In conclusion, cases of head and neck cancer in infantile-juvenile individuals diagnosed in the Northeast between 1985 and 2017 were predominantly found in individuals from Bahia, male, aged between 12 and 16 years, of non-white ethnicity, with incomplete elementary education degree, without a partner, non-smokers, non-drinkers, and without a family history of cancer.
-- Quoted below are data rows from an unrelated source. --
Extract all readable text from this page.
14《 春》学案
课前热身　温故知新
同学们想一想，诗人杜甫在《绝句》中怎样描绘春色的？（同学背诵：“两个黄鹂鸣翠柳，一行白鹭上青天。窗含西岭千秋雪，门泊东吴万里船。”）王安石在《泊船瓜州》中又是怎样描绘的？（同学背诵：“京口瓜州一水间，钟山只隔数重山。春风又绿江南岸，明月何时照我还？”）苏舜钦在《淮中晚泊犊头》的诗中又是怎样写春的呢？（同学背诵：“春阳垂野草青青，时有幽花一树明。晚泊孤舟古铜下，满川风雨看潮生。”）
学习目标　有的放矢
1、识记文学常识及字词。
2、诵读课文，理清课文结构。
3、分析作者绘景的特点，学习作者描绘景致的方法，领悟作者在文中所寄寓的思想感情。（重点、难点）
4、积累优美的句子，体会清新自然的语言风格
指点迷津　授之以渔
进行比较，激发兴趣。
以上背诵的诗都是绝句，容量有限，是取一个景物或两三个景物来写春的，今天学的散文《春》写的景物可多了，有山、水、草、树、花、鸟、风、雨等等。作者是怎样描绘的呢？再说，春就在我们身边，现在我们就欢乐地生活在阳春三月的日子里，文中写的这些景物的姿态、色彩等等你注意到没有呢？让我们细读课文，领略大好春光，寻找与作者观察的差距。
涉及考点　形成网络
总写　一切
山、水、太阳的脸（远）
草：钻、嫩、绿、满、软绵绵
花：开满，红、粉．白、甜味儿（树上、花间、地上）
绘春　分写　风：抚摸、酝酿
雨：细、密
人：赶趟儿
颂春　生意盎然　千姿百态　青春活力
The most affected anatomical region was the nasopharynx, with the most frequent histological type being SCC. The initial staging showed a majority of locally advanced tumors (T4), without lymph node (N0) or distant metastases (M0), treated with a combination of radiotherapy and chemotherapy, with patients alive after treatment. The findings presented made it possible to know the clinical-epidemiological profile of infantile-juvenile individuals diagnosed with head and neck in Northeast Brazil, helping to direct some prevention and care actions and point out the need for analytical studies to assess a possible association between risk factors and pediatric head and neck cancer.